Hardie explains the trouble. So of course Deke packs a bag. That’s the kind of guy he is, can’t say no to a man full of trouble. Goes to the airport. The whole flight out to L.A. he’s thinking about the crazy story Hardie told him. That Hardie was house-sitting in the Hollywood Hills and there was a squatter in the house—only the squatter turned out to be famous actress Lane Madden, and people were trying to kill her. Like, with exotic knockout drugs and speedball injections and shit. And now Hardie and this world-famous actress were on the run, somewhere in L.A.

Hardie had called them the Accident People.

“Deke, they’re smart, they’re connected, and it’s only a matter of time before they find us again.”

And that was the last trace of Charlie Hardie for …

Six years.

When Deke finally ran Charlie Hardie down again, it was the result of luck, dogged policework, and a last-minute flight to San Francisco. A lawyer named Gedney had been pushed out a window, and the trail led Deke to this private garage near the Embarcadero. And when he finally had the man pinned down, standing behind a car with the trunk open, all Hardie could say was: “Hi, Deke.”

And all Deke could say in return was: “Where the fuck have you been, man.”

“They sent me away.”

“I know. Believe me, I know. They sent me pictures. I’ve been looking for you for five years. I hired people to go looking for you. But you vanished without a trace.”

“Well, I’m back. So what are we going to do?”

Deke looked around the garage, saw the bodies lying in pools of their own blood. “You do that?”

“You would have, too.”

“Who’s the guy at your feet?”

“His name’s Doyle. He’s one of the ones who sent me away.”

“From the law firm of Doyle, Gedney, and Abrams? The police found Gedney. On the roof of the St. Francis.”

“Yeah. He’s another one who sent me away. There’s this one. Abrams will be next.”

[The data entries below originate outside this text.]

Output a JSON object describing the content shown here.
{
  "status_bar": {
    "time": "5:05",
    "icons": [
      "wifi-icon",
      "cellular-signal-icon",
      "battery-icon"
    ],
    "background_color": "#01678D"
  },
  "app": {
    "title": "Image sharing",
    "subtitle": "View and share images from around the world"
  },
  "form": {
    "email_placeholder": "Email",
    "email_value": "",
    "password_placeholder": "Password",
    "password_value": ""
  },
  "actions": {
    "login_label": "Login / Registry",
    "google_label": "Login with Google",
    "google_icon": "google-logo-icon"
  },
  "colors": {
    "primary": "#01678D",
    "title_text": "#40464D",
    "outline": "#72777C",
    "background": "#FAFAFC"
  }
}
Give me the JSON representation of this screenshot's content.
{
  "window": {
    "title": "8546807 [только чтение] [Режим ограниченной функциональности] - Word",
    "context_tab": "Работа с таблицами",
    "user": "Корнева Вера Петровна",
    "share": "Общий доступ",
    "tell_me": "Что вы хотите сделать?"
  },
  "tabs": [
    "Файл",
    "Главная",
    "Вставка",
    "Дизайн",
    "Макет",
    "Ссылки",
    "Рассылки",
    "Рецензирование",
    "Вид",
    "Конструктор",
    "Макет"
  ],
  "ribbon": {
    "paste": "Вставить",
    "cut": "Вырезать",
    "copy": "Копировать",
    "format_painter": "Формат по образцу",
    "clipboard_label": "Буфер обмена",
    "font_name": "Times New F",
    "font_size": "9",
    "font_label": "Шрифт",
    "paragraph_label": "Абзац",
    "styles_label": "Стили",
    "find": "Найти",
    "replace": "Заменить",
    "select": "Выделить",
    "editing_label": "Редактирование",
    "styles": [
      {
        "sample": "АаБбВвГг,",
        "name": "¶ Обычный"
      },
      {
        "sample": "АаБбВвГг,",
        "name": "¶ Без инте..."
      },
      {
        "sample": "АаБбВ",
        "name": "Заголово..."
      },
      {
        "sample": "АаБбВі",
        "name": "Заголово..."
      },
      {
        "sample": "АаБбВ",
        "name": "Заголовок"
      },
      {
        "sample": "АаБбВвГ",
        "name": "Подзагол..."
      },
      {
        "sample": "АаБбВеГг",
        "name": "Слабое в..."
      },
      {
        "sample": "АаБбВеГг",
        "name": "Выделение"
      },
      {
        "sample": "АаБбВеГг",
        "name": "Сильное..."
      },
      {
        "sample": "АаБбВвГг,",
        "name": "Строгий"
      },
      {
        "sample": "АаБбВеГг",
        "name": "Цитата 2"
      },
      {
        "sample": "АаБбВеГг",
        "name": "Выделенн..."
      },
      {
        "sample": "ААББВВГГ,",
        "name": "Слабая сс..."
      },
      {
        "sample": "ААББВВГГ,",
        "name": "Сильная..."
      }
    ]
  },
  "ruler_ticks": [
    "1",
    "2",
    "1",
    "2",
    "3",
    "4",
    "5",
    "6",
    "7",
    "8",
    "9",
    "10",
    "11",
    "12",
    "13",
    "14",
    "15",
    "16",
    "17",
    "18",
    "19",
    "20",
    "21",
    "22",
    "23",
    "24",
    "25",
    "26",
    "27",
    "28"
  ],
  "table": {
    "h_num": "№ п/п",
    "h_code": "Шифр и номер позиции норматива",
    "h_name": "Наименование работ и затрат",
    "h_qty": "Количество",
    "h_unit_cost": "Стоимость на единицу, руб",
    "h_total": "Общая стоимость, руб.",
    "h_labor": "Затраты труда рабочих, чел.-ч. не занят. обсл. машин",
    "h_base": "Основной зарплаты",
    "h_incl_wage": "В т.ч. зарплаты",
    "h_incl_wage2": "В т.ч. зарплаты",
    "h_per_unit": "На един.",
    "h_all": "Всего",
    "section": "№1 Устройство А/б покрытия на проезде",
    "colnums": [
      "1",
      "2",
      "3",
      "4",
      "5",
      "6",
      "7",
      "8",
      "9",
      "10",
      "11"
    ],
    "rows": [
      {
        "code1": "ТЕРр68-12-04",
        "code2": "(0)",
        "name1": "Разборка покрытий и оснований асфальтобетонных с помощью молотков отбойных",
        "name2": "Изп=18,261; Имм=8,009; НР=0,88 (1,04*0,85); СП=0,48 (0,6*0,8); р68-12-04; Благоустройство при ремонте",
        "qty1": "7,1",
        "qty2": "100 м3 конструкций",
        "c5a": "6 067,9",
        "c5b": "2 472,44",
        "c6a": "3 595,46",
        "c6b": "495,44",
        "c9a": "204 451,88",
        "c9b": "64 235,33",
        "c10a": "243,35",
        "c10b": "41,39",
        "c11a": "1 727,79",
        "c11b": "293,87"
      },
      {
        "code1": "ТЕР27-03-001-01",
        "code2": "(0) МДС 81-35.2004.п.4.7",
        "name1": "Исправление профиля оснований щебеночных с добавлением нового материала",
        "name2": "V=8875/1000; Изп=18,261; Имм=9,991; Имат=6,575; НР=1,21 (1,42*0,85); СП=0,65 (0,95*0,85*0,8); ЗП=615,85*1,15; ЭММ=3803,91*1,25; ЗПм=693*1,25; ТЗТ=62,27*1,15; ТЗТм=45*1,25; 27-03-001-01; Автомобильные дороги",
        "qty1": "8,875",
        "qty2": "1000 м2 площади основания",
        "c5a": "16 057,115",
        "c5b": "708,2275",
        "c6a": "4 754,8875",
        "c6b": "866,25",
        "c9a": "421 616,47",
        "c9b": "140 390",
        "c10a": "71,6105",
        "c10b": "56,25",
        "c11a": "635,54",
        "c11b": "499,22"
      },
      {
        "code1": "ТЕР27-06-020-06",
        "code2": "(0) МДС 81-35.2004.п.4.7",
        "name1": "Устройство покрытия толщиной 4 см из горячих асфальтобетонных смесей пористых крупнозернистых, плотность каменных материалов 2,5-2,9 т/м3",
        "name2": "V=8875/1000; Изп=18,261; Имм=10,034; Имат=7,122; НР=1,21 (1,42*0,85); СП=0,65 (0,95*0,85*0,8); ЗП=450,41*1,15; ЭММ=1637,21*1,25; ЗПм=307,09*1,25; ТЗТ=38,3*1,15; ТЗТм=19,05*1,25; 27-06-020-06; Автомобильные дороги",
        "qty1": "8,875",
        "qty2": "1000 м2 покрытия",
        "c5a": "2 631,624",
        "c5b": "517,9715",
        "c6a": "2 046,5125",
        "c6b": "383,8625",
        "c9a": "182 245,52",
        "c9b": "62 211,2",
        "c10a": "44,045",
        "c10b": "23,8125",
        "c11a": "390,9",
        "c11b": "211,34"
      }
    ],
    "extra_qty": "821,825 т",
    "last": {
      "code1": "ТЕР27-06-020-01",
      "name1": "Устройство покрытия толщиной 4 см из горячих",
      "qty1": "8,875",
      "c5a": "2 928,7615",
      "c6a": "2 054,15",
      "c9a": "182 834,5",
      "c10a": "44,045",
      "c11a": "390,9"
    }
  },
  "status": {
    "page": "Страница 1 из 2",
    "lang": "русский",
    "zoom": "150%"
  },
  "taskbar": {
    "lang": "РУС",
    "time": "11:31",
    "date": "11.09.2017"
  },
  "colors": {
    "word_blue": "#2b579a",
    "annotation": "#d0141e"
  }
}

Deke tensed up. “You don’t understand, man. Stop for a minute and consider your situation. The world thinks you’re a killer. That’s right. Far as everyone’s concerned, you killed an innocent woman five years ago and went on the run. Now you show up and start killing more people? Don’t you realize the road you’re headed down?”

“You don’t know what these sons of bitches did to me.”

“I know, Charlie. Believe me … I.
Know
. They’ve been threatening to do the same thing to me, Ellie, everyone close to me. They deserve to die screaming for what they’ve done. But this isn’t how we fight them. We drag their asses out into the light and we fight them.”

Hardie said nothing. Deke Clark was one of the smartest and toughest guys he’d ever worked with—outside of Nate Parrish, of course—but now his eyes were full of fear. Maybe Hardie would have been the same way, had the roles been reversed.

“Come on, Charlie. Let’s go. Let’s get out of here.”

“No. I’m not finished.”

“Finished
what
? You have nothing to finish. You come back with me and you start explaining. Other people will finish this. You? You’re done. You don’t have to do this anymore. We can get help. You’ve got to stop now and come home.”

Home.

That’s when it occurred to Hardie.

“Do you still have people on Kendra and Charlie?” he asked.